Les cotisations retraite « rapportent » de moins en moins


Alors qu'ils cotisent davantage que leurs aînés, les jeunes générations vont percevoir proportionnellement moins de prestations, selon un document du Conseil d'orientation des retraites publié le 15 avril 2015   

La rentabilité des cotisations vieillesse s'érode avec le temps

Au fil des années, cotiser à la retraite devient financièrement moins intéressant. Cette baisse de la rentabilité des cotisations vieillesse ressort dans un document réalisé par le secrétariat général du Conseil d’orientation des retraites (COR) rendu public le 15 avril 2015.

Le COR s’est basé sur le cas type des salariés non cadres du secteur privé. Compte tenu des hausses successives de cotisations dans le régime de base (Cnav) et dans le régime complémentaire (Arrco), leur taux cumulé augmente régulièrement, passant de 16,4% pour les salariés nés en 1932 à 28% pour ceux nés en 1990. Soit une différence de 11,6 points.

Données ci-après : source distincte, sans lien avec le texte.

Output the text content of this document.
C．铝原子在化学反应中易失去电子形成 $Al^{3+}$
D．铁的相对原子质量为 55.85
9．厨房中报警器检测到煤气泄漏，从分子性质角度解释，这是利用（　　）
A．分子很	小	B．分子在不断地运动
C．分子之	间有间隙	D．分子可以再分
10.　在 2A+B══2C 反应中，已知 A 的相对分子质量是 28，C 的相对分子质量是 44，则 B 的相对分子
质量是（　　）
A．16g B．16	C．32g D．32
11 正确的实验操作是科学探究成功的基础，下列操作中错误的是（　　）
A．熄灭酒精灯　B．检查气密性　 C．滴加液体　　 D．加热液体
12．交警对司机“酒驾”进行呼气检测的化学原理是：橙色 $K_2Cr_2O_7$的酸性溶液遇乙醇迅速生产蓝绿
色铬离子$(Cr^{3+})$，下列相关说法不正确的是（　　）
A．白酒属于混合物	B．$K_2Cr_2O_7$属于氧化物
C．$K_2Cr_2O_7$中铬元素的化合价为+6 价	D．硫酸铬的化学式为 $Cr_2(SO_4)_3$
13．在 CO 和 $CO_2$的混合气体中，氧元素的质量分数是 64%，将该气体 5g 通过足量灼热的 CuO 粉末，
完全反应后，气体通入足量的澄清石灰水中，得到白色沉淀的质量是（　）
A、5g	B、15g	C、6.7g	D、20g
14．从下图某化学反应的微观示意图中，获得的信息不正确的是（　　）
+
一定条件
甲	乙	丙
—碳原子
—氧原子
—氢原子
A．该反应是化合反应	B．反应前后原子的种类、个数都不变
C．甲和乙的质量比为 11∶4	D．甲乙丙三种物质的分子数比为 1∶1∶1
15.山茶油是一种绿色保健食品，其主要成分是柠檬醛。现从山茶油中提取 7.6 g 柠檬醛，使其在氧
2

Un taux de remplacement en baisse

Problème : cette progression des cotisations ne se traduit pas par une hausse analogue des prestations. En s’appuyant toujours sur le cas type d’un salarié non cadre du privé, son taux de remplacement (le ratio entre sa première pension de retraite et son dernier salaire) atteint 75% s’il est né en 1940. En fonction des scénarios économiques, son taux de remplacement se situera de 70% à…. 54% s’il est né en 1990, d’après les calculs du COR. Soit un écart de 5 à 21 points !

Bref, les jeunes générations cotisent davantage que leurs aînés pour percevoir proportionnellement moins de retraite. Deux causes expliquent ce phénomène. Tout d’abord, depuis la réforme des retraites de 1993, les pensions du privé sont calculées non plus à partir des 10 meilleures années de carrière, mais des 25 meilleures années. Cet élargissement du périmètre n’est pas avantageux pour les actifs car il est plus difficile de justifier d’un salaire annuel élevé durant 25 ans que durant 10 ans.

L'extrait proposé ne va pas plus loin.